How CEOs’ Paychecks Can Impact Their Employees
They say that ignorance is bliss, but when it comes to their CEOs’ compensation, people aren’t as angry about their boss’s paycheck as you might expect.
According to a recent study by PayScale, an online salary, benefits, and compensation information company, and Equilar, an executive compensation and corporate governance data solutions provider, 79% of those who know their CEO’s compensation believe that it’s appropriate, though the level of approval changes drastically depending on employee compensation and seniority.
“Those at higher levels within the organization tend to be more aware of their CEO’s compensation in the first place, and they also tend to have higher approval ratings,” says Lydia Frank, the senior editorial director for PayScale. “It turns out that fewer people than we thought disapprove of their top executive’s pay, but there is a percentage that cares enough to consider seeking work elsewhere,” she observes.
Of that 21% who disapprove of their CEO’s compensation, 57% of respondents said it negatively affects their view of the company, but only 26% intend on finding employment elsewhere.
The study was conducted by comparing Equilar’s data on U.S.-based companies with more than $1 billion in revenue that filed a proxy statement disclosing CEO compensation—in accordance with the Dodd-Frank Wall Street Reform and Consumer Protection Act.
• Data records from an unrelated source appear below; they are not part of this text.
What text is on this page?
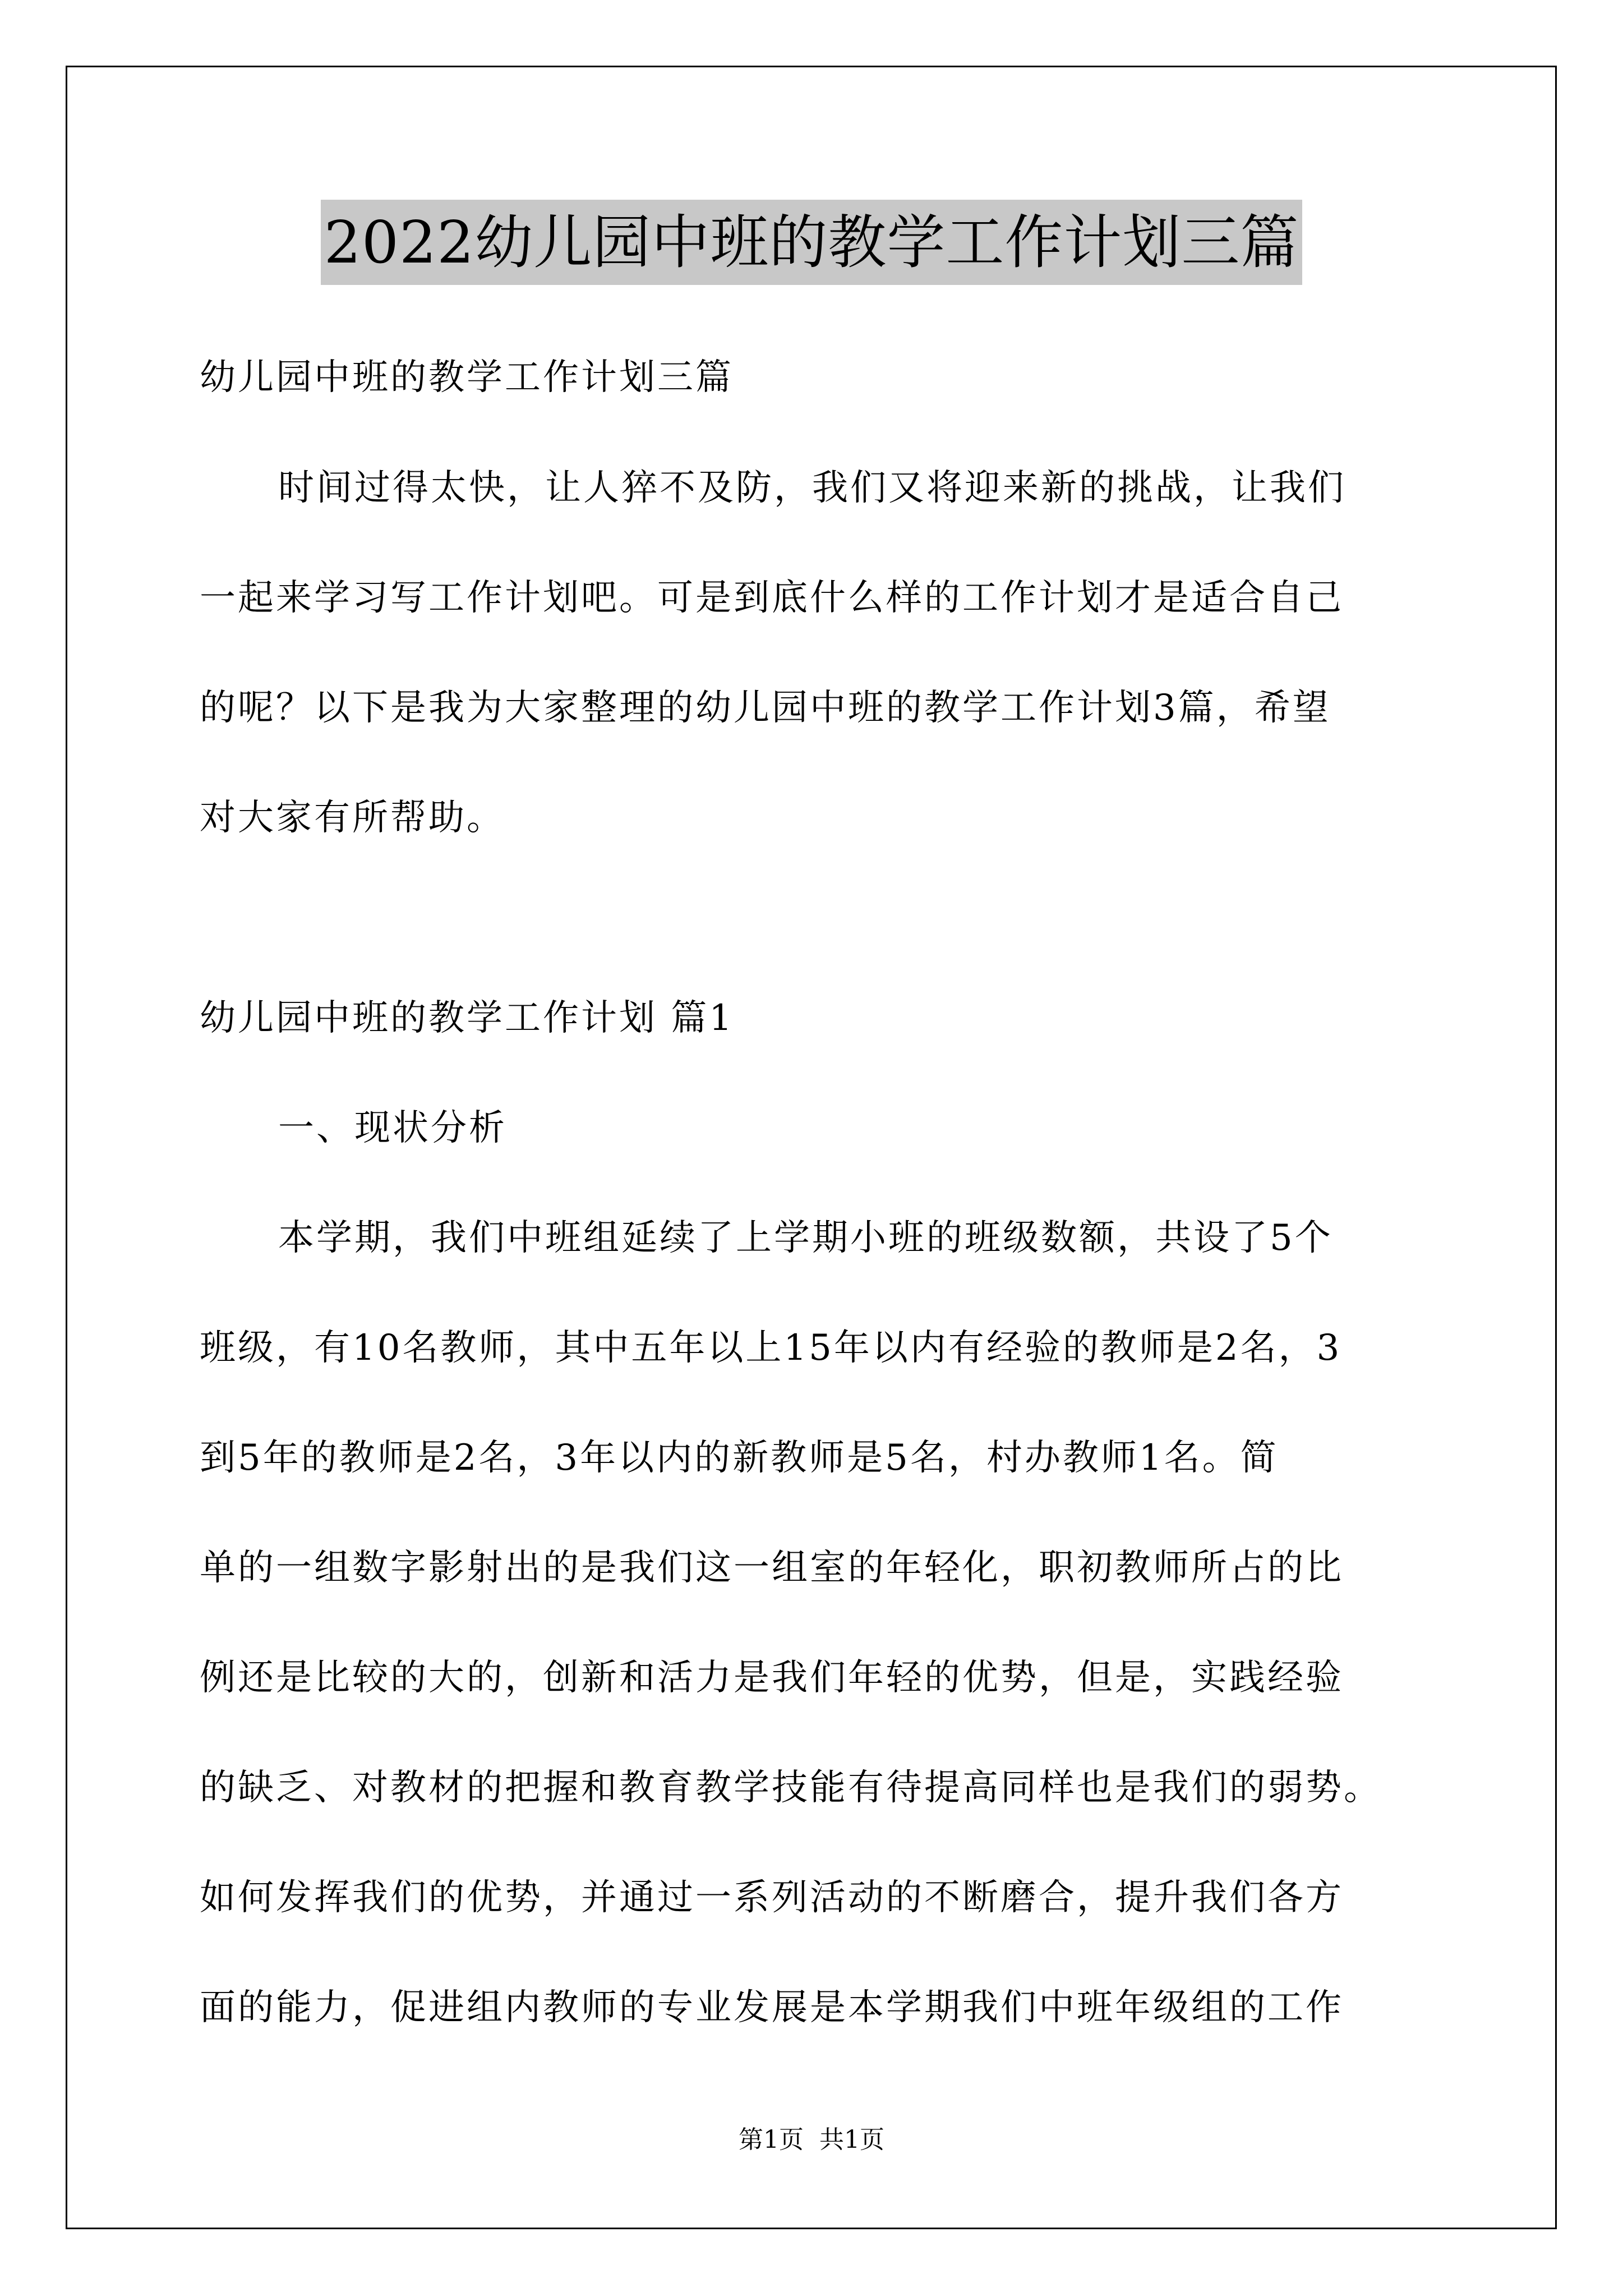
2022幼儿园中班的教学工作计划三篇
幼儿园中班的教学工作计划三篇
时间过得太快，让人猝不及防，我们又将迎来新的挑战，让我们
一起来学习写工作计划吧。可是到底什么样的工作计划才是适合自己
的呢？以下是我为大家整理的幼儿园中班的教学工作计划3篇，希望
对大家有所帮助。
幼儿园中班的教学工作计划 篇1
一、现状分析
本学期，我们中班组延续了上学期小班的班级数额，共设了5个
班级，有10名教师，其中五年以上15年以内有经验的教师是2名，3
到5年的教师是2名，3年以内的新教师是5名，村办教师1名。简
单的一组数字影射出的是我们这一组室的年轻化，职初教师所占的比
例还是比较的大的，创新和活力是我们年轻的优势，但是，实践经验
的缺乏、对教材的把握和教育教学技能有待提高同样也是我们的弱势。
如何发挥我们的优势，并通过一系列活动的不断磨合，提升我们各方
面的能力，促进组内教师的专业发展是本学期我们中班年级组的工作
第1页 共1页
It also included employee compensation data from 80,000 workers across 167 companies between May of 2015 and May of 2016.
More than 22,000 employees were surveyed about their opinion on their CEO’s compensation, which includes base salary as well as bonuses, stock options, and other forms of compensation, such as benefits and perks.
The study found that higher-level employees tend to be more aware and more approving of their CEO’s compensation, while those on the lower end of the corporate ladder are more likely to be unaware or disapproving.
“We see today that the demographic of people aware of their CEO’s compensation tends to be those employees with more responsibility within the organization—executives, directors, etc. They also tend to be older and have higher incomes themselves,” says Frank. “For workers that make less than $25,000 annually, though, only 72% approve.”
The study also looked at employee-to-CEO compensation ratios, and found that the average ratio of CEO compensation across the study was approximately 70 to 1. According to the Economic Policy Institute’s analysis of similar wage data though the CEO-to-worker compensation ratio still falls below those earlier in the 2000s, it is far higher than it was in the 1960s through the 1990s.
However, Larry J. Merlo, CEO of CVS Health Corp., had the highest salary compared to his average employee. His total compensation package in 2015 totaled more than $12 million, while his average employee earned only $27,900, a ratio of 434 to 1. “Because CVS employs many retail positions that likely pay at or around minimum wage, the median worker pay is relatively low compared to other companies in this report,” explains Frank.
The results of this study differ from a similar study conducted by Glassdoor last year, which placed Merlo in third behind the CEOs of Discovery Communications and Chipotle. The Glassdoor study, however, did not account for non-cash compensation for employees, such as perks, benefits bonuses, and other forms of compensation.
“The total compensation for CVS’s CEO Larry Merlo was about $10 million higher than in 2015,” adds Frank. “If we calculated the ratio for CVS in the way that this Glassdoor study did it a year ago, the ratio would have been 819 to 1.”
At the other end of the spectrum, ServiceNow, Inc.’s CEO Frank Slootman earned $642,000 in 2015, while his average employee took home $106,000, for the study’s lowest ratio of 6 to 1.
Private companies have historically remained tight-lipped on their CEO’s compensation, but Dodd-Frank will require more companies to disclose their CEO pay ratios when it goes into full effect on January 1.
“Employees are likely more accepting of high CEO pay when they understand the logic behind it,” says Frank. “If the logic is perceived as sound, then there’s not necessarily an issue,” she asserts. “If it’s perceived as flawed, well, I suspect that’s part of the reason the SEC put this rule into place to begin with.”
When the rule goes into effect, Frank believes employees, particularly younger employees, will demand more transparency and justification for their CEO’s compensation. She believes that the new SEC requirements will also pressure shareholders to justify CEO compensation to their employees, or risk jeopardizing employee satisfaction.
“Employee sentiment may begin to shift as the millennial generation, who demand transparency and a sense of fairness in so many aspects of their lives, begins to move into higher job levels at their organization and has more ability to influence company philosophy and communication around things like executive compensation,” she says. “There’s a window of opportunity that’s closing for companies to think about how the new required disclosure of CEO pay ratio might impact employee sentiment and retention at their organization.”